SHIPPENSBURG – A panel of experts provided a sobering look at Cumberland County’s drug problem during a public forum co-hosted by state Rep. Mark Keller (R-Perry/Cumberland) and U.S. Congressman Lou Barletta (R-11) at Shippensburg University Wednesday evening.
The two lawmakers brought together health care professionals and law enforcement officials to discuss the extent of the drug crisis and efforts underway to resolve it on the federal, state and local levels. The event was attended by more than 150 people.
Coroner Charles Hall said drug overdose deaths rose by 60 percent last year in Cumberland County, from 41 in 2015 to 66 in 2016. Twenty-nine of the fatalities were the result of heroin abuse.
“This is a multi-faceted problem and it is going to take multi-faceted answers,” said Hall.

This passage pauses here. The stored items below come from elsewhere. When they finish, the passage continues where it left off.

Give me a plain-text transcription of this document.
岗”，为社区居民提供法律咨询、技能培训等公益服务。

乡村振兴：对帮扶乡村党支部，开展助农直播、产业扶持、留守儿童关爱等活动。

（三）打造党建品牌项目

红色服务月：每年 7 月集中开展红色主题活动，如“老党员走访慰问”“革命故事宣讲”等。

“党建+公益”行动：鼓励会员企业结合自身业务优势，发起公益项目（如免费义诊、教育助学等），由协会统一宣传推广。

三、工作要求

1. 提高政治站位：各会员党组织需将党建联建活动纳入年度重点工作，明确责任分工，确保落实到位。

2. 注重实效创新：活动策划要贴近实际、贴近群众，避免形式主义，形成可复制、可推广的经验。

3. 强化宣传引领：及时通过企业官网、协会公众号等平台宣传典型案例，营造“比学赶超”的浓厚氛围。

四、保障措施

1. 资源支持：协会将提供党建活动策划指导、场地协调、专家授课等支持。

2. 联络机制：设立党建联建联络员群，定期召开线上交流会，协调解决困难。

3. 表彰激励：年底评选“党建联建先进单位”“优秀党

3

Cumberland County District Attorney Dave Freed said the number of drug-related cases handled by his office has exploded in recent years. He cited Mexico as the source of the heroin being brought into the county by dealers from Baltimore, Philadelphia and New York City.
“When big-city dealers come here to set up shop, we knew it had reached a new level,” said Freed. “Justice in most of these cases is trying to treat these people who are in the throes of addiction.”

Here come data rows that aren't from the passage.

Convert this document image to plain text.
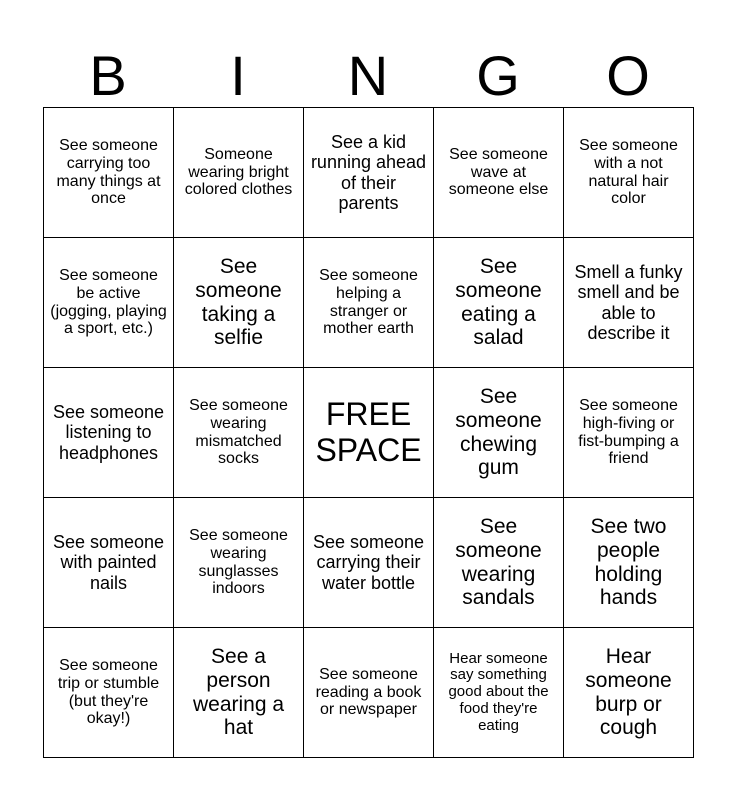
B	I	N	G	O
See someone carrying too many things at once	Someone wearing bright colored clothes	See a kid running ahead of their parents	See someone wave at someone else	See someone with a not natural hair color
See someone be active (jogging, playing a sport, etc.)	See someone taking a selfie	See someone helping a stranger or mother earth	See someone eating a salad	Smell a funky smell and be able to describe it
See someone listening to headphones	See someone wearing mismatched socks	FREE SPACE	See someone chewing gum	See someone high-fiving or fist-bumping a friend
See someone with painted nails	See someone wearing sunglasses indoors	See someone carrying their water bottle	See someone wearing sandals	See two people holding hands
See someone trip or stumble (but they're okay!)	See a person wearing a hat	See someone reading a book or newspaper	Hear someone say something good about the food they're eating	Hear someone burp or cough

Freed pointed to new laws enacted by the Pennsylvania General Assembly as effective tools in addressing the state’s heroin and opioid epidemic. Those measures include the creation of a database designed to prevent “doctor shopping” by addicts and legal immunity for persons who report an overdose to authorities.
“The Legislature has been ahead on this issue,” Freed said.
“It is so encouraging to hear that legislation we enacted is being used and is working,” Keller observed. “But we need to do more, and we are doing more.”
According to the Department of Drug and Alcohol Programs, there 3,500 drug-related deaths in Pennsylvania last year. Another 2,400 addicts were saved by first responders who administered naloxone, a medication that reverses the effects of an overdose.
“Education is key. Prevention is key,’ said Kenneth Martz, special assistant to the acting secretary of the Department of Drug and Alcohol Programs. “Drug addiction is 100 percent preventable.”
Several panel members said raising public awareness about the extent of Pennsylvania drug problem is also important and they were pleased by the large turnout for the forum.
“We need your help. We need everyone’s help,” Dr. Carrie Delone of Holy Spirit Medical Group told the crowd. “This is not just a legislative fix or a health care fix; we need everyone working together.”
“It is going to take all of us and the first step is bringing awareness,” said Barletta.
Other panel members included Fred Scott, Shippensburg chief of police; and Kristin Varner, The RASE Project training and advocacy director.